A Review of: Personalised Information Warfare—The New Homeland
Defense, by C Valli, JIW, Volume 2, Number 3, Published 2003

This paper, written when it was estimated there were 500 million personal computers in use, compared to the 5 billion in 2025, was describing an environment that has completely changed. However, the trends pointed out in the paper predicted many of the actualities of the present. The theme of personalized attacks was beginning to gradually increase at the time, with machines being attacked but also specific individuals by activities such as social engineering being perfected. Of course, this was inevitable as people were attached to their ‘own’ machines and networks. Organisations had personal computers since the early 1980s, but they tended to be separated from mainframe applications so, without that link from the Internet to the mainframe, the threat was often considered less important. However, early in this century the links began to merge. In organisations, the convenience of the applications made attacks on the ‘lesser’ networks become an attractive target.

A Review of: A Systems View of Information Warfare, by H Friman,
JIW, Volume 1, Number 1, Published 2001

Friman’s paper proposes a systems approach to Information Warfare issues. It was officially published when the Journal of Information Warfare was released at the InfoWar.com conference held in Washington, D.C., the week before the 9/11 terrorist attacks. This event changed most of the approaches to information-related approaches to conflict. The paper outlines the systems approach, which integrates both physical and psychological elements—which became essential in the new environment of the collectivisation of the targets in influencing entities using information systems. The output became targeted at groups both internal and external to the creators of systems for behavioural change.

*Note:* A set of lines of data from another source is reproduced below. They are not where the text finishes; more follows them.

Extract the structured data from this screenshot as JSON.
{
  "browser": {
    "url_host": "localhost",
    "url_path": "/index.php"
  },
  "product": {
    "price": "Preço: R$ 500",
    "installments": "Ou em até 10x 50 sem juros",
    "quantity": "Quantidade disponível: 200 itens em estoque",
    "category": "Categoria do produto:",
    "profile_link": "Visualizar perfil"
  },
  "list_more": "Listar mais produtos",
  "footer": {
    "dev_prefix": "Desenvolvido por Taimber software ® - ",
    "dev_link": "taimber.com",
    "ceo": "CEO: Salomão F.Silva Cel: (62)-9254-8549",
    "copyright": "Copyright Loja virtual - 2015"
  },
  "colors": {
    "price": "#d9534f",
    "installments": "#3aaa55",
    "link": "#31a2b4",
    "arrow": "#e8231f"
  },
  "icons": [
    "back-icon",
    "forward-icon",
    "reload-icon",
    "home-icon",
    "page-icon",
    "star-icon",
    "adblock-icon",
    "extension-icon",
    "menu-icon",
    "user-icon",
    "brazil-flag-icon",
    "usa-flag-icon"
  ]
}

The interest in systems (and information warfare) was high in Sweden at the time. The history of systems’ thought was also high. Throughout the latter half of the 20th century, many systems approaches were developed. These included ‘hard’ approaches such as Forrester’s ‘System Dynamics’ that emphasised feedback loops and linkages between elements of the system. It certainly presented a leap ahead but was still using the Closed (or Machine) metaphor. Beers Virtual Systems Model had a cybernetic flavour and used a fixed approach, as it specified the essential components necessary for each data component and the interactive flows between them for an effective system to work. Checkland offered another open (organic) metaphor called Soft Systems Methodology, which put emphasis on as many opinions involved with the problem that were involved in the problem’s solution. This was a reaction to the failure to provide information systems that were expensive and which failed to provide adequate service for its users. Thus, this ‘organic’ process to draw a boundary around the system provided many elements that would have previously been omitted. Also, it showed relevant functions outside the system and how they related to it.